I am a 44-year-old adoptee who found her birth mother a little over a year ago. We e-mail, talk on the phone, and have visited each other’s homes a couple of times. While my reunion with her was a welcome one, I still have an issue I need resolved. She was very happy to introduce me to her siblings (who were happily surprised) and best friend, but has yet to tell her children that I exist. Recently, my half sister—her daughter—was diagnosed with a brain tumor and has undergone surgery. My mother flew out to be with my half sister to help care for her and her children during the recovery. I was told that I would receive a phone call when she, my birth mother, returned home, but I haven’t heard anything. I am extremely irritated about this whole situation. She also said she hadn’t told my other siblings about me because they were dealing with problems of their own. While I understand my birth mother may have ambivalent feelings about telling her children about me, I really want to meet them. With the situation involving my half sister, I feel it’s even more important that I meet them. Should I push the issue with my birth mother? I don’t want to alienate or embarrass her, but at the same time, I feel after 44 years, what’s the problem? I really want to meet them! What should I do?

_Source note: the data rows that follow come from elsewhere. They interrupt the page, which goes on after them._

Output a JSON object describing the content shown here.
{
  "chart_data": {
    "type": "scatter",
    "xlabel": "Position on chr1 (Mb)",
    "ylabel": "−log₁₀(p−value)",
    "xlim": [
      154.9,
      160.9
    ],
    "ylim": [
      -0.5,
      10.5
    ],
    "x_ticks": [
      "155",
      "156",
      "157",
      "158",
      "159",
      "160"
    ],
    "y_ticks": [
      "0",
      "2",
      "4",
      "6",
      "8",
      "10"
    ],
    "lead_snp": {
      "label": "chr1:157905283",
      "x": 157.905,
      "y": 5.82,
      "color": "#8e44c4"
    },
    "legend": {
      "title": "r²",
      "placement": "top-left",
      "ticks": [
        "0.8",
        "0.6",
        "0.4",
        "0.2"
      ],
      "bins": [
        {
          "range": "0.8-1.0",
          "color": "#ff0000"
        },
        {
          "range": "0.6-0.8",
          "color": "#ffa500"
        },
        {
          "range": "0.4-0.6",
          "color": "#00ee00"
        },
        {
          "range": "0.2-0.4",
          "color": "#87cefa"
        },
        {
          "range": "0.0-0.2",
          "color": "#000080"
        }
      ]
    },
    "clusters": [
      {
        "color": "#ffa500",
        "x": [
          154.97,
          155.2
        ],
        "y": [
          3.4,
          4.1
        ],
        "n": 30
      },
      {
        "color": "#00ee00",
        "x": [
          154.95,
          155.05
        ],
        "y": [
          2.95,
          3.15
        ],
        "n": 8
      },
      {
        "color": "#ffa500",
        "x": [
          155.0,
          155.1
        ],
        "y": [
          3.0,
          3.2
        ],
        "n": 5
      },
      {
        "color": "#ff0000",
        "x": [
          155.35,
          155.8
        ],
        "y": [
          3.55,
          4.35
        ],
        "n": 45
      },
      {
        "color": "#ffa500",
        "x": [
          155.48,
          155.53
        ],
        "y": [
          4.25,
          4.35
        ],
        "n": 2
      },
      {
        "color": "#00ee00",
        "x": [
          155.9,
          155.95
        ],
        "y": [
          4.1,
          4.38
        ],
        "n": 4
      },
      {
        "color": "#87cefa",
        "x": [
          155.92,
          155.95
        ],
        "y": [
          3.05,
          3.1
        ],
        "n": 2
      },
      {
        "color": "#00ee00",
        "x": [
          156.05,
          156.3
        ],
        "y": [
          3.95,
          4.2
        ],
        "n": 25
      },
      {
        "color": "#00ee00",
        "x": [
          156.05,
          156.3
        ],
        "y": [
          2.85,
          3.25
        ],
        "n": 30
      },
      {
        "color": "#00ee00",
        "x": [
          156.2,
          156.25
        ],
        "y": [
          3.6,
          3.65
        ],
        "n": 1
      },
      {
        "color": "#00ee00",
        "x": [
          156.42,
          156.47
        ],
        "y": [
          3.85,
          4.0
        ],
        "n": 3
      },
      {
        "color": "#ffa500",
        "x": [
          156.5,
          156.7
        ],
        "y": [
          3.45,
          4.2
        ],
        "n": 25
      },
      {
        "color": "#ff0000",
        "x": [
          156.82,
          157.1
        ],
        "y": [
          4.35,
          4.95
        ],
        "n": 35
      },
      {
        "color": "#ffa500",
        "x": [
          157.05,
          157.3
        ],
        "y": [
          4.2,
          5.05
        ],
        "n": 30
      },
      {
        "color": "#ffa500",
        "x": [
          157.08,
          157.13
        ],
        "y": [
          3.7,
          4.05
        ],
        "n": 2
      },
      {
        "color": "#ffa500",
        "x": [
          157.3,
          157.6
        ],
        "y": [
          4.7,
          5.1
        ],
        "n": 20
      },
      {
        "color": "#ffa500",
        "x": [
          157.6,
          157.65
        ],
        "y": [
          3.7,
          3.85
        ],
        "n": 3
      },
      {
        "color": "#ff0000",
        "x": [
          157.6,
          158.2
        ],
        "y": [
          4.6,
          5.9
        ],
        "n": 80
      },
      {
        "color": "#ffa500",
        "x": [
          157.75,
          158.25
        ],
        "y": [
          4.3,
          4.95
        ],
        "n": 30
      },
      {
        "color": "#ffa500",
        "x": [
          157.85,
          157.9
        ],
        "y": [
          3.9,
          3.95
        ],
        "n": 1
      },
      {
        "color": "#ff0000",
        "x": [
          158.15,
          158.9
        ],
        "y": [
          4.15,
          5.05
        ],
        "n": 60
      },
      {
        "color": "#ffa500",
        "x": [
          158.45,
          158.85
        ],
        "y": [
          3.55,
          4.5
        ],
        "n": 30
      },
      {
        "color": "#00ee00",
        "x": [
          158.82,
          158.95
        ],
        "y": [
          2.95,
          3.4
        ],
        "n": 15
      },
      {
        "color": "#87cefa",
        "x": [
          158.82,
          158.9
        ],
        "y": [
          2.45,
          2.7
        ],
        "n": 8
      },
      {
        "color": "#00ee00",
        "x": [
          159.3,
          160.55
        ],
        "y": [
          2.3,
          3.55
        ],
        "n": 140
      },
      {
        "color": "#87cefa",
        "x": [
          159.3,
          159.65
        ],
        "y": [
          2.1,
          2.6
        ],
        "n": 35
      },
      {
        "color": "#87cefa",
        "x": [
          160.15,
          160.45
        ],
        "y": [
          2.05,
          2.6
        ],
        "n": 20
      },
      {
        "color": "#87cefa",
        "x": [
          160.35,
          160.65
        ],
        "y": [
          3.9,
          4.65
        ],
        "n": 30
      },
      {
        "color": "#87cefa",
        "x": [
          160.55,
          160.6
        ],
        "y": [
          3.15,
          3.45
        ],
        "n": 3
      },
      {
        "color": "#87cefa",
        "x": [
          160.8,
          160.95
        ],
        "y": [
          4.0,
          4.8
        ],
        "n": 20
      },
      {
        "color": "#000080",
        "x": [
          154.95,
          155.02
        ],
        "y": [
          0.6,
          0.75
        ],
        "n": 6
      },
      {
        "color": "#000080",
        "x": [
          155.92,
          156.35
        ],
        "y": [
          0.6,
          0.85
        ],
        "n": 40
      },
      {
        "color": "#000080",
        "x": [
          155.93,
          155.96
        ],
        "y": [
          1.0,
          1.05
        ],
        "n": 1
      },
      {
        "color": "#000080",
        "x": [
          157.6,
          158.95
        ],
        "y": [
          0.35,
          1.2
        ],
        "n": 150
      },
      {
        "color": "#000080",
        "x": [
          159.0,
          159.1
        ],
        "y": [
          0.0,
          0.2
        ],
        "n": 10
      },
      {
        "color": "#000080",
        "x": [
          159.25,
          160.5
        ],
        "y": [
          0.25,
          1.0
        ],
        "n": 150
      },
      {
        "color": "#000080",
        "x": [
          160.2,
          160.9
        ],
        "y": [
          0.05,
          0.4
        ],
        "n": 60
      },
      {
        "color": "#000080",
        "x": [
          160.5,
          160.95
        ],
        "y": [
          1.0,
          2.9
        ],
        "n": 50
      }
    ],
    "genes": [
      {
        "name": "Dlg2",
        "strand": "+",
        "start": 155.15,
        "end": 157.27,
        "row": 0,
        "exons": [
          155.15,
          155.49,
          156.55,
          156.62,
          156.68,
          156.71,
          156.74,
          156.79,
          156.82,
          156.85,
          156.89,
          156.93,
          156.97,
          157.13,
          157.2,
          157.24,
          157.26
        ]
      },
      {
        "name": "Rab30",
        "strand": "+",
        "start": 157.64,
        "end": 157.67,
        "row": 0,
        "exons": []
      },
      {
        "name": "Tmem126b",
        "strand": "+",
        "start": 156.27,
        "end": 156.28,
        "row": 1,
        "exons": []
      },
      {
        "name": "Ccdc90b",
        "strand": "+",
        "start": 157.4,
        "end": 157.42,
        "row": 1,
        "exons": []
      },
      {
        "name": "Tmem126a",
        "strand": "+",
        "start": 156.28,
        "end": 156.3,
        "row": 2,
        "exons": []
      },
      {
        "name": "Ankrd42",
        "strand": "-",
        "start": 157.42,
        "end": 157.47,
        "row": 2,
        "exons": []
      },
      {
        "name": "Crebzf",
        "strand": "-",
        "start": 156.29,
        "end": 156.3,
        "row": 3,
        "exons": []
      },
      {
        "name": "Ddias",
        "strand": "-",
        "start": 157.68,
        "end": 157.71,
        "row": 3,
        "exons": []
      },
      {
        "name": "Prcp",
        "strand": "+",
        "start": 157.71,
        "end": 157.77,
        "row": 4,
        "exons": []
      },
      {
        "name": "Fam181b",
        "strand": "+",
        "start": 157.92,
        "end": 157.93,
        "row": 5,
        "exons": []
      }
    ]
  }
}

Prudence advises not saying anything, but she seems to be completely missing the point that the writer is afraid that her half-sister will die without ever getting to meet her. As long as she can keep the conversation calm while still being honest, I see no reason why she shouldn’t say something like, “I’d really love to meet your other children. Do you think they’d be interested in meeting me?” Then at least everybody would know where everybody else stood. It’s called opening a dialog. I can understand the mother being uncomfortable, but she seems to be missing the point that it isn’t just about her own feelings.
The main reason I decided to start this blog is that I have a guilty pleasure. I love reading advice columns, especially The Slate’s Dear Prudence. Although I think she’s the best of the bunch, like many readers, much of the time I think I can do better. So, what I plan to do is give my own answers to Prudie’s letters here whenever there’s a new column.